No que se refere à origem do conhecimento dos praticantes populares, acredita- se que “nas práticas populares, os conhecimentos provêm de um “dom” o qual varia desde a “intuição inata” até a “intervenção de forças sobrenaturais” e confere “legitimidade”, “especificidade” e “eficácia” à prática”. Sendo que

nas práticas populares, a aprendizagem pode ocorrer tanto institucionalmente como, por exemplo, naquelas ligadas às religiões, quanto através da tradição oral entre gerações ou entre praticante-aprendiz, como, por exemplo, no benzimento e uso de ervas (OLIVEIRA; MORAES, 2010, p.414).

Segundo Queiroz (1991), as mulheres são as principais responsáveis pela passagem dos conhecimentos pertinentes às práticas populares de saúde, geração após geração, desempenhando também os papéis de cuidadoras e provedoras do bem-estar no interior das famílias brasileiras (FAÚNDES, 1996 apud OLIVEIRA; MORAES, 2010).

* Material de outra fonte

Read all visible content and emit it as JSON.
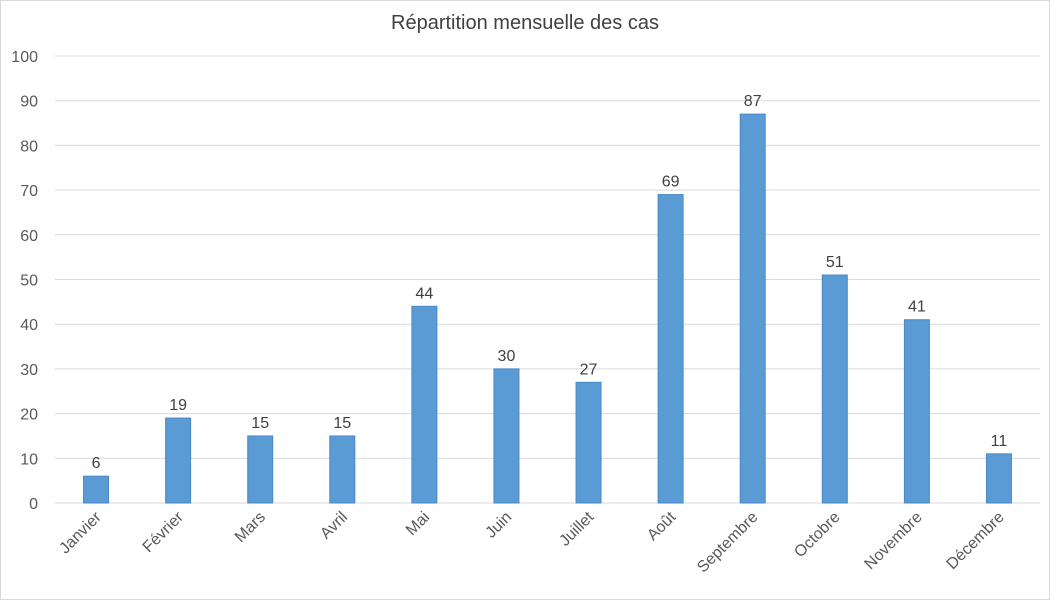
{
  "chart_data": {
    "type": "bar",
    "title": "Répartition mensuelle des cas",
    "categories": [
      "Janvier",
      "Février",
      "Mars",
      "Avril",
      "Mai",
      "Juin",
      "Juillet",
      "Août",
      "Septembre",
      "Octobre",
      "Novembre",
      "Décembre"
    ],
    "values": [
      6,
      19,
      15,
      15,
      44,
      30,
      27,
      69,
      87,
      51,
      41,
      11
    ],
    "xlabel": "",
    "ylabel": "",
    "ylim": [
      0,
      100
    ],
    "yticks": [
      "0",
      "10",
      "20",
      "30",
      "40",
      "50",
      "60",
      "70",
      "80",
      "90",
      "100"
    ],
    "grid": true,
    "legend": "none",
    "bar_color": "#5b9bd5",
    "bar_edge_color": "#4a89c4",
    "grid_color": "#d9d9d9"
  }
}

O mesmo foi relatado na pesquisa realizada por Loyola (1984) com praticantes de práticas populares de saúde, na qual verificou que a maioria das mulheres que exerciam tais práticas adquiriram conhecimentos e incentivos a partir, principalmente, do contato com mulheres mais experientes, quase sempre pertencentes ao seu grupo familiar.

No que se refere à terapêutica e à família, “a mulher, mãe ou esposa mais especificamente, atuam no processo terapêutico ao providenciarem os primeiros cuidados de saúde”, uma vez que

A mulher, exercendo o papel de personagem principal no cuidado e encaminhamento dos problemas de saúde familiares, avalia a necessidade de providenciar o cuidado ao familiar ou não e, quando houver necessidade deste, qual dos agentes de saúde deverá ser procurado (OLIVEIRA; MORAES, 2010, p. 416).

As autoras destacam ainda que outro aspecto a ser considerado ao se examinar as mulheres e as práticas populares, é o fato de que:

Embora haja variações entre diferentes práticas, os estudos analisados para este trabalho apontam que a mulher tem sido a que mais freqüentemente está à frente de determinadas práticas populares alternativas tais como as

parteiras, as benzedeiras e a direção de terreiros e as posições elevadas na “hierarquia eclesiástica” das mães-de-santo na Umbanda e no Candomblé (loc.cit).

Observam-se também outras práticas populares de saúde que não se encontram relacionadas nem às intervenções terapêuticas propriamente ditas, nem às práticas de formulação política, “mas representam formas de empoderamento dos indivíduos e dos coletivos por meio de atividades lúdicas, tais como as danças e as rodas” (PEDROSA, 2007, p. 96). Estas manifestações representam formas de explicar os processos de adoecimento, sofrimento e as práticas que trazem em seu bojo, maneiras de promover a saúde, prevenir as doenças e de cuidar daqueles que adoecem e dos que precisam de maior proteção.